Disaster Recovery System (DRS)

ECMWF operates a separate data repository in which are stored backup copies of critical data together with system backups. This serves both as a first level backup of systems and data, and also as a means of establishing a computer service and subsequent access to that data in the event of a major disaster.

The DRS is based on IBM servers running Linux, connected to an IBM 3584 tape library containing IBM Ultrium LTO-5 and LTO-6 tape drives and a mix of LTO-5 and LTO-6 media.

While the library has 1,700 cartridge slots, the DRS contains over 16,000 LTO media, most of which are on shelves. The current writable tapes are held within the library and as they become full they are moved to shelf space.

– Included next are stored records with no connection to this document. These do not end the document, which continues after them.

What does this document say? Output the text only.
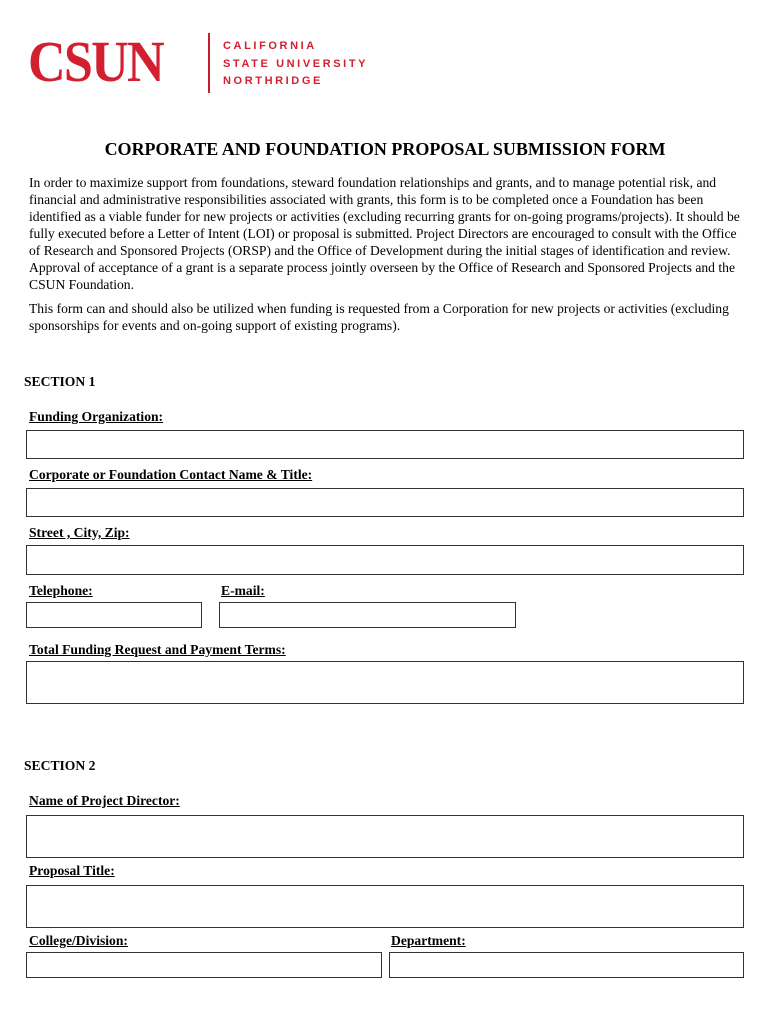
CSUN	CALIFORNIA
STATE UNIVERSITY
NORTHRIDGE
CORPORATE AND FOUNDATION PROPOSAL SUBMISSION FORM

In order to maximize support from foundations, steward foundation relationships and grants, and to manage potential risk, and financial and administrative responsibilities associated with grants, this form is to be completed once a Foundation has been identified as a viable funder for new projects or activities (excluding recurring grants for on-going programs/projects). It should be fully executed before a Letter of Intent (LOI) or proposal is submitted. Project Directors are encouraged to consult with the Office of Research and Sponsored Projects (ORSP) and the Office of Development during the initial stages of identification and review. Approval of acceptance of a grant is a separate process jointly overseen by the Office of Research and Sponsored Projects and the CSUN Foundation.

This form can and should also be utilized when funding is requested from a Corporation for new projects or activities (excluding sponsorships for events and on-going support of existing programs).

SECTION 1
Funding Organization:
Corporate or Foundation Contact Name & Title:
Street , City, Zip:
Telephone:	E-mail:
Total Funding Request and Payment Terms:
SECTION 2
Name of Project Director:
Proposal Title:
College/Division:	Department:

If a shelved tape is required it is manually loaded into the library.

In the Data Handling System (DHS) about 20% of the Centre's most critical meteorological data in MARS and ECFS has a secondary copy in the DRS.  This is managed as additional tiers within the HPSS data archive and written to tape. For both MARS and ECFS, whenever a file cannot be retrieved because of problems with the primary copy, the backup copy will be automatically retrieved from the DRS.

System backups are managed by TSM (Tivoli Storage Manager) running on an IBM Linux server, and are stored on LTO-5 cartridges in the tape library.